Miss Harosset. Das musste seine Betreuerin beim Sozialamt sein. Vladimir blickte auf das leere Formular, auf dem er sich hätte Notizen machen sollen. Eine ausgewachsene, prachtvolle Psychose nahm vor seinen Augen Gestalt an und drohte die magere Zeile, die mit «Psychischer Zustand des Klienten» überschrieben war, zu sprengen. Er wurde unruhig, vermutlich eine Folge des Kaffees, der sich in seinem Magen breitmachte, und begann, die Internationale auf den Metalltisch zu trommeln, eine nervöse Angewohnheit, die er von seinem Vater geerbt hatte. Draußen vor den nicht vorhandenen Fenstern des Büros brodelten Rationalismus und tumbe Kommerzgeilheit in den Schluchten des Financial District: Sekretärinnen aus den Suburbs erforschten die Sonderangebote bei Kosmetik und Feinstrumpfhosen, Elite-Uni-Absolventen schluckten mit einem zufriedenen Happs ganze Stücke Yellowtail-Sushi. Aber hier drinnen saß Vladimir, der Fünfundzwanzigjährige, ganz allein mit den armen, bedrängten Massen, die sich nach Freiheit sehnten. Vladimir blickte aus seinen Gedanken hoch, denn sein Klient ächzte und röchelte wie ein überlasteter Heizkörper. «Hören Sie, Rybakow», sagte er. «Sie sind ein vorbildlicher Immigrant, Sie bekommen Sozialhilfe, Sie veröffentlichen in der New York Times. Was kann ich da noch für Sie tun?»

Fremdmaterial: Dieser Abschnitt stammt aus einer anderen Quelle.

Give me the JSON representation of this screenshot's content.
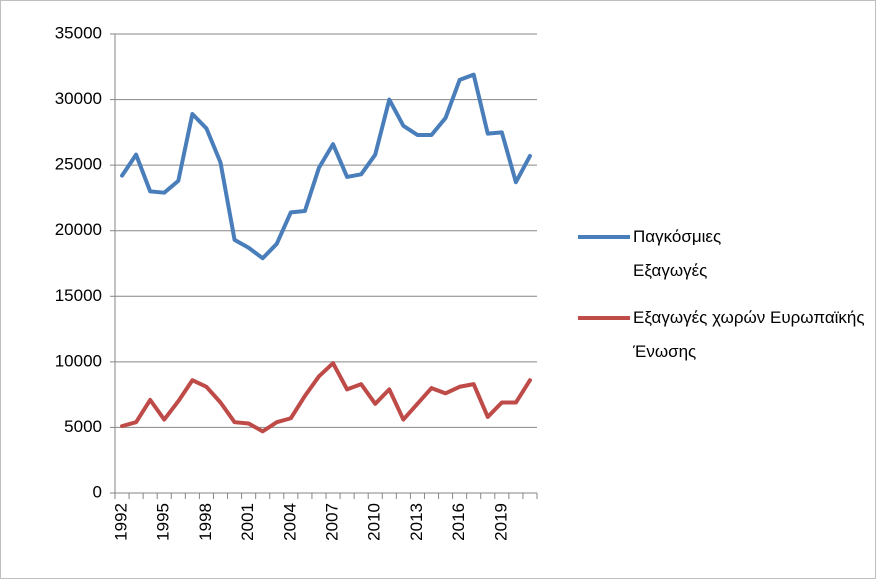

«Diese Schweine!», rief Rybakow und griff wieder nach seiner Krücke. «Diese elenden Schweine! Die wollen mir meine Staatsangehörigkeit nicht geben! Sie haben den Brief in der Times gelesen, und sie wissen über den Ventilator Bescheid, sie wissen sogar über beide Ventilatoren Bescheid. Und manchmal werden die Rotorblätter in lauen Sommernächten ein bisschen rostig, sodass man sie mit Maisöl schmieren muss, ja? Die haben also das Trikka-trikka und Krik-krak gehört, und jetzt haben sie Angst! Vor einem alten Invaliden! Es gibt doch in jedem Land Angsthasen, sogar hier in New York.»
«Das stimmt natürlich», pflichtete Vladimir ihm bei. «Aber ich glaube, was Sie brauchen, Mr. Rybakow, ist ein Anwalt für Einwanderer. Leider bin ich nämlich kein …»
«Ich weiß schon, wer du bist, kleines Erpelchen», sagte Mr. Rybakow.
«Wie bitte?», sagte Vladimir. «Kleines Erpelchen» hatte man ihn zum letzten Mal vor zwanzig Jahren genannt, als er tatsächlich noch ein winziges, wackeliges Geschöpf mit etwas Daunenflaum auf dem Kopf war.
«Der Ventilator hat mir neulich abends ein episches Lied vorgesungen», sagte Rybakow. «Es hieß ‹Die Geschichte von Vladimir Girshkin und Jelena Petrowna, seiner Mama›.»
«Mutter», flüsterte Vladimir. Was sollte er auch sonst sagen? Dieses Wort, ausgesprochen in der Gegenwart anderer russischer Männer, war an sich schon heilig. «Sie kennen meine Mutter?»
«Wir hatten noch nicht das Vergnügen, einander offiziell vorgestellt zu werden», sagte Rybakow. «Aber ich habe im Wirtschaftsteil des New Russian Word von ihr gelesen. Eine Prachtjüdin! Der Stolz eures Volkes. Eine kapitalistische Wölfin, Schrecken der Hedgefonds, Zarin ohne Gnade. Ah, meine liebe, gute Jelena Petrowna! Und hier sitze ich und halte ein Schwätzchen mit ihrem Sohn. Er wird unter den abgefeimten Angestellten der Einwanderungs- und Einbürgerungsbehörde schon die richtigen Leute kennen, vielleicht andere Hebräer …»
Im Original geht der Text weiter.